Milhaud was born in Marseille, the son of Sophie (Allatini) and Gad Gabriel Milhaud.[2] His father was from a Jewish family from Aix-en-Provence, and his mother from a Sephardi Jewish family from Italy.[3][4] Milhaud began as a violinist, later turning to composition instead. Milhaud studied in Paris at the Paris Conservatory where he met his fellow group members Arthur Honegger and Germaine Tailleferre. He studied composition under Charles Widor and harmony and counterpoint with André Gedalge. He also studied privately with Vincent d’Indy. From 1917 to 1919, he served as secretary to Paul Claudel, the eminent poet and dramatist who was then the French ambassador to Brazil, and with whom Milhaud collaborated for many years, setting music for many of Claudel’s poems and plays. While in Brazil, they collaborated on a ballet, L’Homme et son désir.[5]
On his return to France, Milhaud composed works influenced by the Brazilian popular music he had heard, including compositions of Brazilian pianist and composer Ernesto Nazareth. Le bœuf sur le toit includes melodies by Nazareth and other popular Brazilian composers of the time, and evokes the sounds of Carnaval. Among the melodies is, in fact, a Carnaval tune by the name of “The Bull on the Roof” (in Portuguese, which he translated to French ‘Le boeuf sur le toit’, known in English as ‘The Ox on the Roof’). He also produced Saudades do Brasil, a suite of twelve dances evoking twelve neighborhoods in Rio de Janeiro. Shortly after the original piano version appeared, he orchestrated the suite.
Contemporary European influences were also important. Milhaud dedicated his Fifth String Quartet (1920) to Arnold Schoenberg,[6] and the following year conducted both the French and British premieres of Pierrot lunaire after multiple rehearsals.[7] And on a trip to the United States in 1922, Darius Milhaud heard “authentic” jazz for the first time, on the streets of Harlem,[8] which left a great impact on his musical outlook. The following year, he completed his composition La création du monde (The Creation of the World), using ideas and idioms from jazz, cast as a ballet in six continuous dance scenes.[8]
In 1925, Milhaud married his cousin, Madeleine (1902–2008), an actress and reciter. In 1930 she gave birth to a son, the painter and sculptor Daniel Milhaud, who was the couple’s only child.[9]
The invasion of France by Nazi Germany forced the Milhauds to leave France in 1940[10] and emigrate to the United States (his Jewish background made it impossible for Milhaud to return to his native country until after its liberation).[11] He secured a teaching post at Mills College in Oakland, California, where he composed the opera Bolivar (1943) and collaborated with Henri Temianka and the Paganini Quartet.
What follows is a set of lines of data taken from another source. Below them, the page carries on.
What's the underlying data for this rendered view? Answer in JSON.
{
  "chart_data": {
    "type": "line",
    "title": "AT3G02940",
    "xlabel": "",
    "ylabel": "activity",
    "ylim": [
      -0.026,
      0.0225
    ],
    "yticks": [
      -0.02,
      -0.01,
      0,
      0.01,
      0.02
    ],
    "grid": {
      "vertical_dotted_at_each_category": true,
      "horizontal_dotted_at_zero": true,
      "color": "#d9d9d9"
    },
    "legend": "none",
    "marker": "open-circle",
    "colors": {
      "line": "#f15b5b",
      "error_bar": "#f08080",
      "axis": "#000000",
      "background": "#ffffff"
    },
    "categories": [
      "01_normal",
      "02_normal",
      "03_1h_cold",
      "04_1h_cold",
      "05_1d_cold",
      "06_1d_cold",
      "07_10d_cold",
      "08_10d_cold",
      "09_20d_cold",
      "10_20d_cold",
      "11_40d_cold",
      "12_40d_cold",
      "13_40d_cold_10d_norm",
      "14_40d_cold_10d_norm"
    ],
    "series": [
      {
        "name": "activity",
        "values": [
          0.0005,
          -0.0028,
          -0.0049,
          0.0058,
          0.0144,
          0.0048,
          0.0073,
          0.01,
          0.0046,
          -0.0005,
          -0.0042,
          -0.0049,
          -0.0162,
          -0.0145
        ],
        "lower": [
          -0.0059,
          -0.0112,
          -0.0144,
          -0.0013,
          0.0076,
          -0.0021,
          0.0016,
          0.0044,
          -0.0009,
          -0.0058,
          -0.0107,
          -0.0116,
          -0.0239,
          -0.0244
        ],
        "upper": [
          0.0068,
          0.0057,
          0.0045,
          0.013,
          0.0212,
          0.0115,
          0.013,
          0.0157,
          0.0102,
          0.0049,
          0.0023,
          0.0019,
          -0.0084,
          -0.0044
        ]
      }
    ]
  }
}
In an extraordinary concert there in 1949, the Budapest Quartet performed the composer’s 14th String Quartet, followed by the Paganini Quartet‘s performance of his 15th; and then both ensembles played the two pieces together as an octet.[12] The following year, these same pieces were performed at the Aspen Music Festival in Colorado, by the Paganini and Juilliard String Quartets.[13]
Jazz pianist Dave Brubeck became one of Milhaud’s most famous students when Brubeck furthered his music studies at Mills College in the late 1940s. In a February 2010 interview with JazzWax, Brubeck said he attended Mills, a women’s college (men were allowed in graduate programs), specifically to study with Milhaud, saying, “Milhaud was an enormously gifted classical composer and teacher who loved jazz and incorporated it into his work. My older brother Howard was his assistant and had taken all of his classes.”[14] Brubeck named his first son Darius.
In 1947 Milhaud was among the founders of the Music Academy of the West summer conservatory,[15] where popular songwriter Burt Bacharach was among his students.[16] Milhaud told Bacharach, “Don’t be afraid of writing something people can remember and whistle. Don’t ever feel discomfited by a melody.”[17]
From 1947 to 1971, he taught alternate years at Mills and the Paris Conservatoire, until poor health, which caused him to use a wheelchair during his later years (beginning in the 1930s), compelled him to retire. He also taught on the faculty of the Aspen Music Festival and School. He died in Geneva at the age of 81, and he was buried in the Saint-Pierre Cemetery in Aix-en-Provence.